Sloan Foundation grant supports research on mass transit-microbiome link

Curtis Huttenhower, assistant professor of computational biology and bioinformatics

Winter 2013 ]

As a key player in the National Institutes of Health’s Human Microbiome Project, HSPH’s Curtis Huttenhower helped identify and analyze the more than 5 million microbial genes that exist in the human body—in the stomach and the mouth, on the skin, and elsewhere.

Huttenhower, assistant professor of computational biology and bioinformatics in the Department of Biostatistics, is now taking the work a step further. Along with HSPH’s John Spengler, professor of environmental health and human habitation, and colleagues from the Broad Institute, Huttenhower will examine how city subways and other forms of mass transit alter the microorganisms that ride along with passengers. The work will be supported by a $250,000 grant from the Alfred P. Sloan Foundation.

The new research, says Huttenhower, “will answer for the first time whether and how high-traffic urban surfaces can stably alter the healthy adult microbiome,” and how best to protect riders from risks to their microbial health.

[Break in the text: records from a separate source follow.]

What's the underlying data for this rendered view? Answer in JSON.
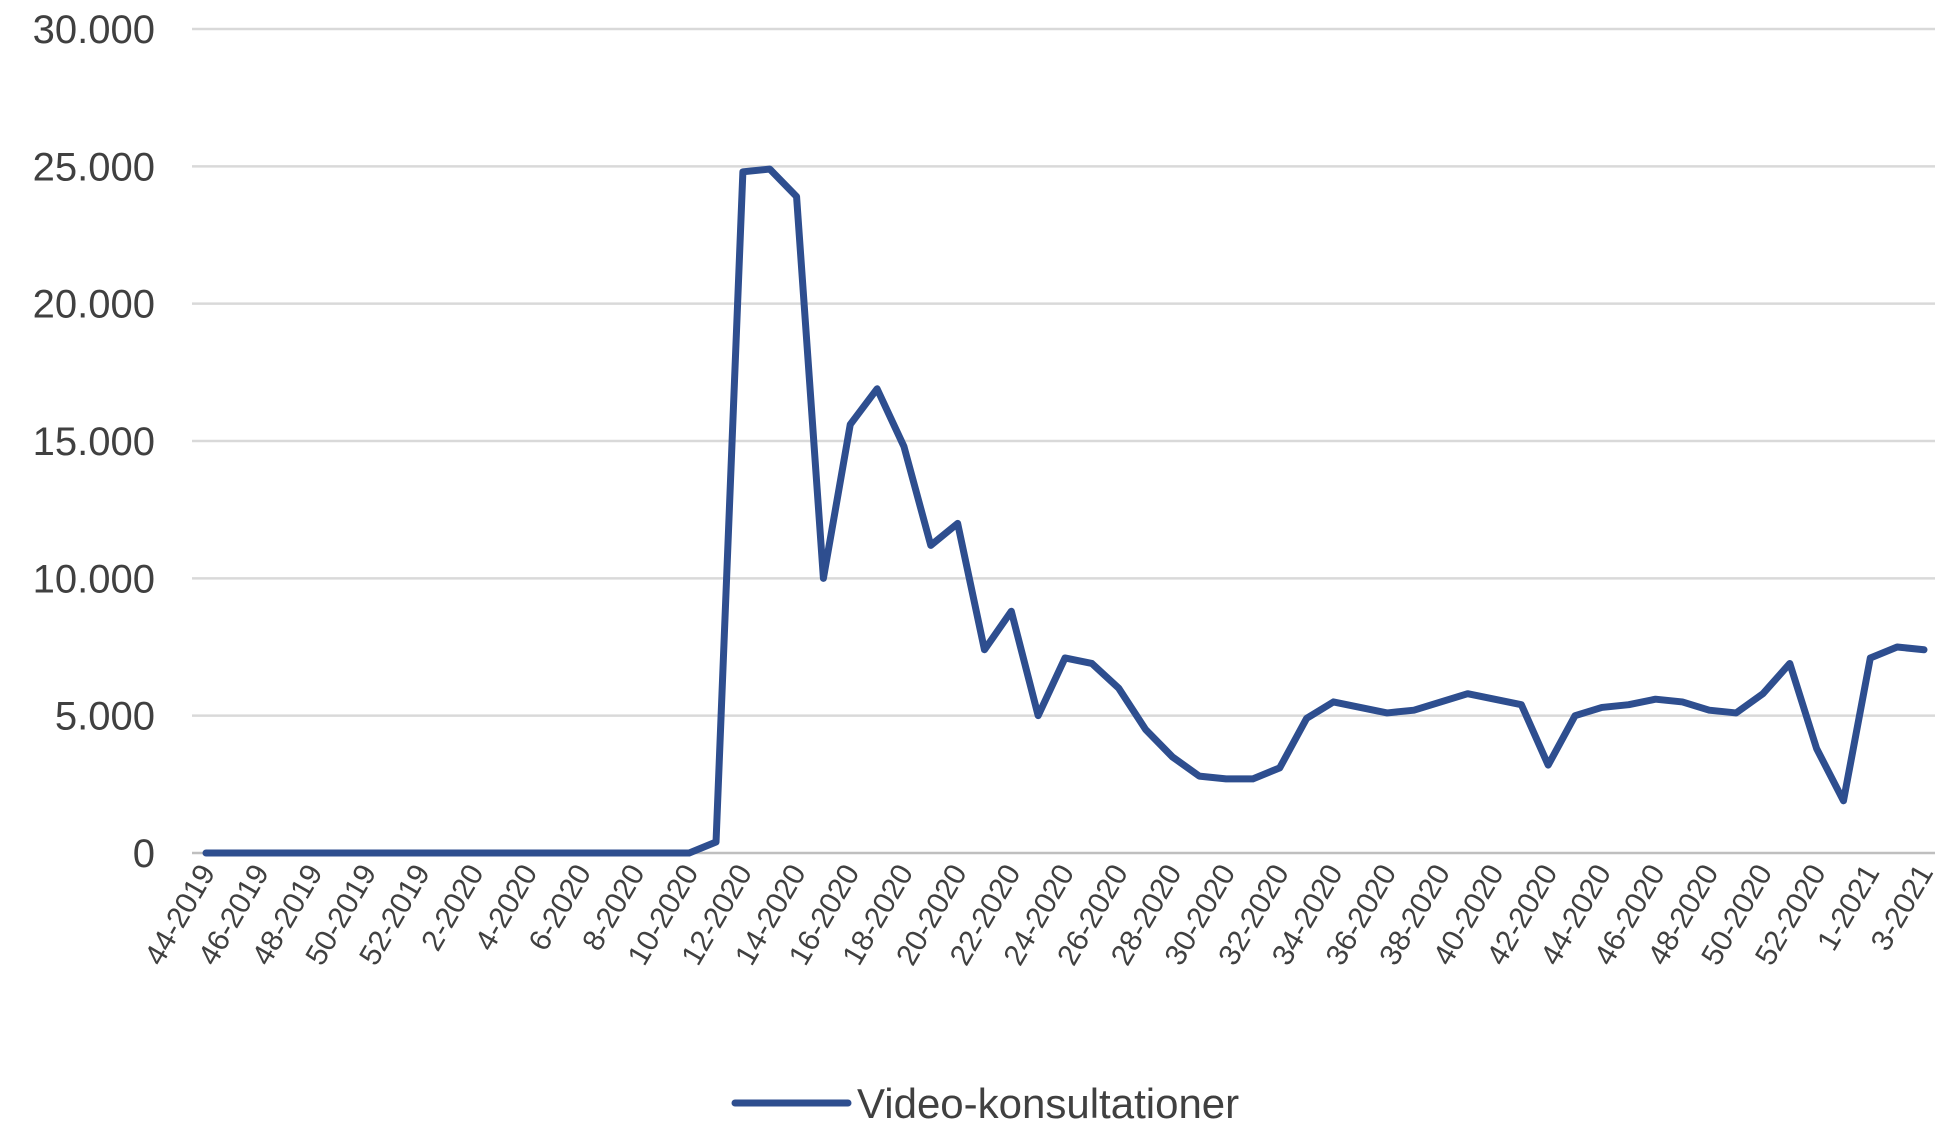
{
  "chart_data": {
    "type": "line",
    "title": "",
    "xlabel": "",
    "ylabel": "",
    "ylim": [
      0,
      30000
    ],
    "grid": true,
    "legend_position": "bottom-center",
    "y_ticks": [
      0,
      5000,
      10000,
      15000,
      20000,
      25000,
      30000
    ],
    "y_tick_labels": [
      "0",
      "5.000",
      "10.000",
      "15.000",
      "20.000",
      "25.000",
      "30.000"
    ],
    "x_tick_labels": [
      "44-2019",
      "46-2019",
      "48-2019",
      "50-2019",
      "52-2019",
      "2-2020",
      "4-2020",
      "6-2020",
      "8-2020",
      "10-2020",
      "12-2020",
      "14-2020",
      "16-2020",
      "18-2020",
      "20-2020",
      "22-2020",
      "24-2020",
      "26-2020",
      "28-2020",
      "30-2020",
      "32-2020",
      "34-2020",
      "36-2020",
      "38-2020",
      "40-2020",
      "42-2020",
      "44-2020",
      "46-2020",
      "48-2020",
      "50-2020",
      "52-2020",
      "1-2021",
      "3-2021"
    ],
    "x": [
      "44-2019",
      "45-2019",
      "46-2019",
      "47-2019",
      "48-2019",
      "49-2019",
      "50-2019",
      "51-2019",
      "52-2019",
      "1-2020",
      "2-2020",
      "3-2020",
      "4-2020",
      "5-2020",
      "6-2020",
      "7-2020",
      "8-2020",
      "9-2020",
      "10-2020",
      "11-2020",
      "12-2020",
      "13-2020",
      "14-2020",
      "15-2020",
      "16-2020",
      "17-2020",
      "18-2020",
      "19-2020",
      "20-2020",
      "21-2020",
      "22-2020",
      "23-2020",
      "24-2020",
      "25-2020",
      "26-2020",
      "27-2020",
      "28-2020",
      "29-2020",
      "30-2020",
      "31-2020",
      "32-2020",
      "33-2020",
      "34-2020",
      "35-2020",
      "36-2020",
      "37-2020",
      "38-2020",
      "39-2020",
      "40-2020",
      "41-2020",
      "42-2020",
      "43-2020",
      "44-2020",
      "45-2020",
      "46-2020",
      "47-2020",
      "48-2020",
      "49-2020",
      "50-2020",
      "51-2020",
      "52-2020",
      "53-2020",
      "1-2021",
      "2-2021",
      "3-2021"
    ],
    "series": [
      {
        "name": "Video-konsultationer",
        "color": "#2e4e8f",
        "values": [
          0,
          0,
          0,
          0,
          0,
          0,
          0,
          0,
          0,
          0,
          0,
          0,
          0,
          0,
          0,
          0,
          0,
          0,
          0,
          400,
          24800,
          24900,
          23900,
          10000,
          15600,
          16900,
          14800,
          11200,
          12000,
          7400,
          8800,
          5000,
          7100,
          6900,
          6000,
          4500,
          3500,
          2800,
          2700,
          2700,
          3100,
          4900,
          5500,
          5300,
          5100,
          5200,
          5500,
          5800,
          5600,
          5400,
          3200,
          5000,
          5300,
          5400,
          5600,
          5500,
          5200,
          5100,
          5800,
          6900,
          3800,
          1900,
          7100,
          7500,
          7400
        ]
      }
    ]
  }
}
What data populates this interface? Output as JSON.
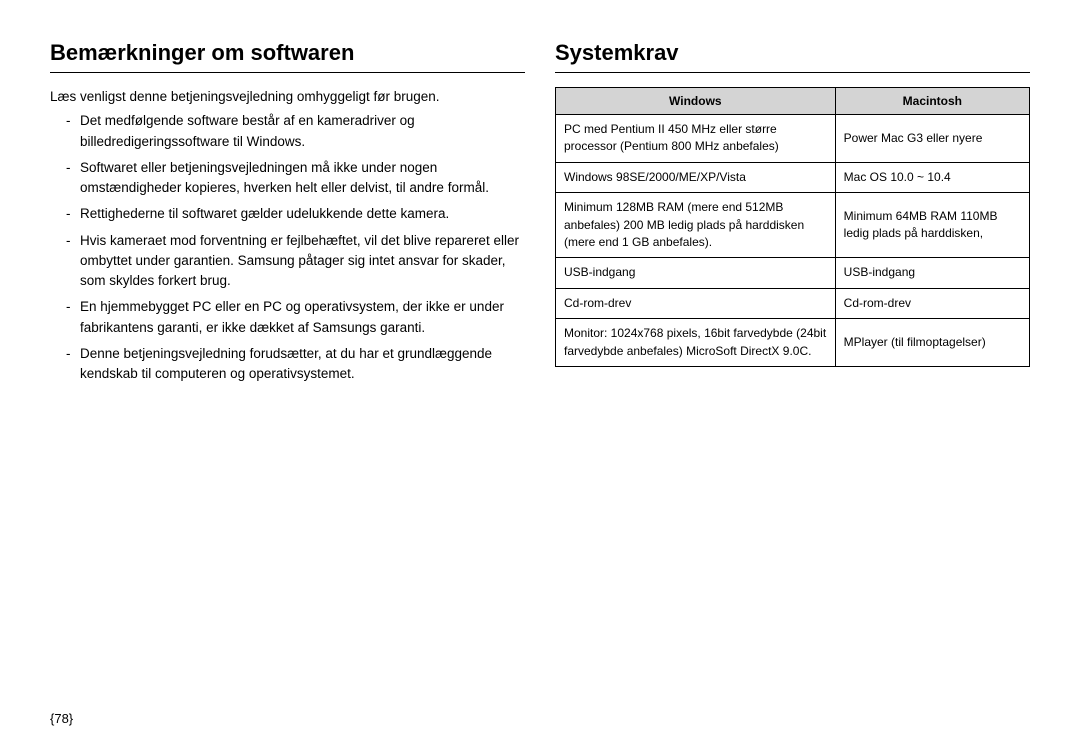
{
  "page_number": "{78}",
  "left": {
    "heading": "Bemærkninger om softwaren",
    "intro": "Læs venligst denne betjeningsvejledning omhyggeligt før brugen.",
    "bullets": [
      "Det medfølgende software består af en kameradriver og billedredigeringssoftware til Windows.",
      "Softwaret eller betjeningsvejledningen må ikke under nogen omstændigheder kopieres, hverken helt eller delvist, til andre formål.",
      "Rettighederne til softwaret gælder udelukkende dette kamera.",
      "Hvis kameraet mod forventning er fejlbehæftet, vil det blive repareret eller ombyttet under garantien.  Samsung påtager sig intet ansvar for skader, som skyldes forkert brug.",
      "En hjemmebygget PC eller en PC og operativsystem, der ikke er under fabrikantens garanti, er ikke dækket af Samsungs garanti.",
      "Denne betjeningsvejledning forudsætter, at du har et grundlæggende kendskab til computeren og operativsystemet."
    ]
  },
  "right": {
    "heading": "Systemkrav",
    "table": {
      "header_windows": "Windows",
      "header_mac": "Macintosh",
      "rows": [
        {
          "w": "PC med Pentium II 450 MHz eller større processor (Pentium 800 MHz anbefales)",
          "m": "Power Mac G3 eller nyere"
        },
        {
          "w": "Windows 98SE/2000/ME/XP/Vista",
          "m": "Mac OS 10.0 ~ 10.4"
        },
        {
          "w": "Minimum 128MB RAM (mere end 512MB anbefales) 200 MB ledig plads på harddisken (mere end 1 GB anbefales).",
          "m": "Minimum 64MB RAM 110MB ledig plads på harddisken,"
        },
        {
          "w": "USB-indgang",
          "m": "USB-indgang"
        },
        {
          "w": "Cd-rom-drev",
          "m": "Cd-rom-drev"
        },
        {
          "w": "Monitor: 1024x768 pixels, 16bit farvedybde (24bit farvedybde anbefales) MicroSoft DirectX 9.0C.",
          "m": "MPlayer (til filmoptagelser)"
        }
      ]
    }
  }
}
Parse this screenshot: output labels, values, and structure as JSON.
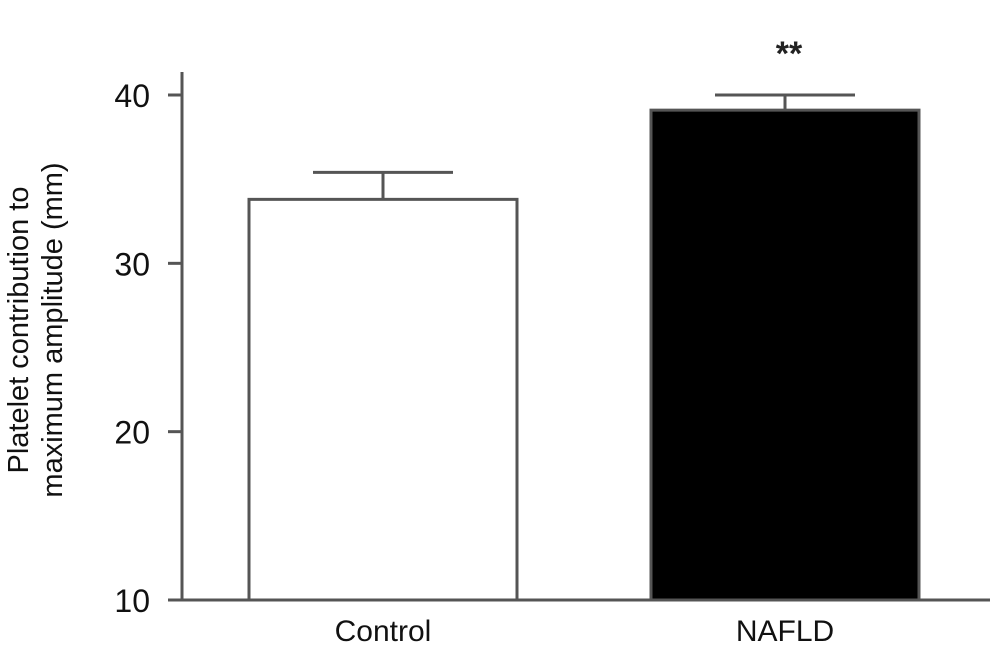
{
  "chart_data": {
    "type": "bar",
    "title": "",
    "categories": [
      "Control",
      "NAFLD"
    ],
    "values": [
      33.8,
      39.1
    ],
    "errors": [
      1.6,
      0.9
    ],
    "colors": [
      "#ffffff",
      "#000000"
    ],
    "edge_color": "#555555",
    "ylabel_lines": [
      "Platelet contribution to",
      "maximum amplitude (mm)"
    ],
    "ylim": [
      10,
      40
    ],
    "yticks": [
      10,
      20,
      30,
      40
    ],
    "annotations": [
      {
        "category": "NAFLD",
        "text": "**"
      }
    ]
  }
}
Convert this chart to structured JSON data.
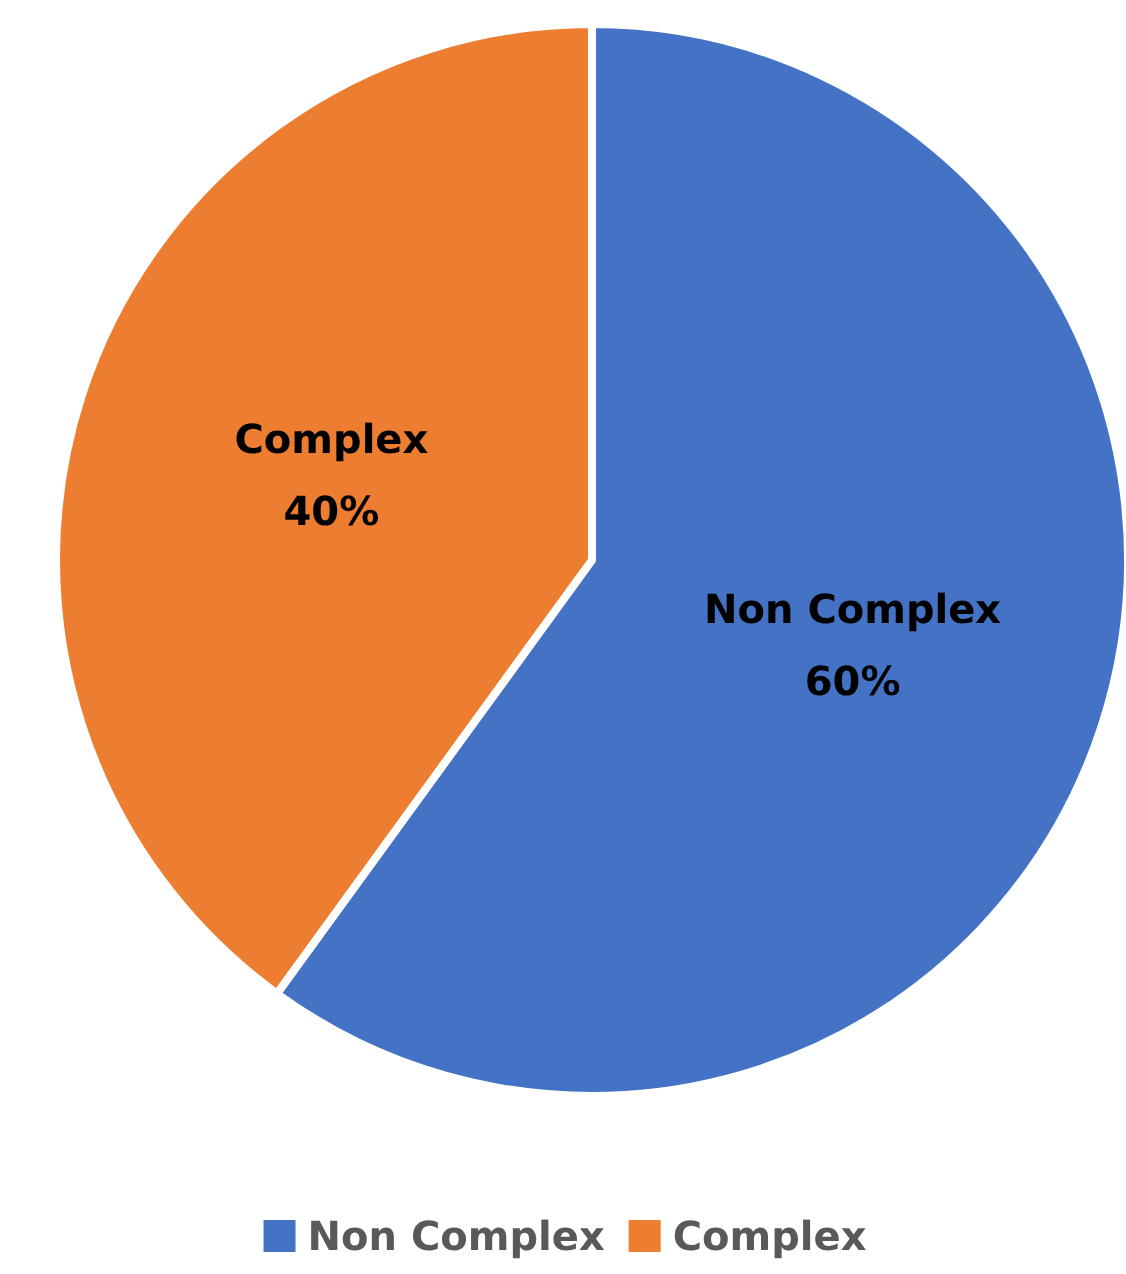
{
  "chart_data": {
    "type": "pie",
    "categories": [
      "Non Complex",
      "Complex"
    ],
    "values": [
      60,
      40
    ],
    "colors": [
      "#4472c4",
      "#ed7d31"
    ],
    "value_labels": [
      "60%",
      "40%"
    ],
    "legend": "bottom"
  }
}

The Sloan Foundation, through its Microbiology of the Built Environment program, aims “to grow a new field of scientific inquiry that examines the microbial systems found in our homes, offices, and other indoor areas where people spend the vast majority of their time,” says Paula Olsiewski, program director at the foundation. “Curtis’s research into the way in which urban transportation systems might transmit microbes is an exciting, relevant, and largely unexplored area of study that we are happy to support.”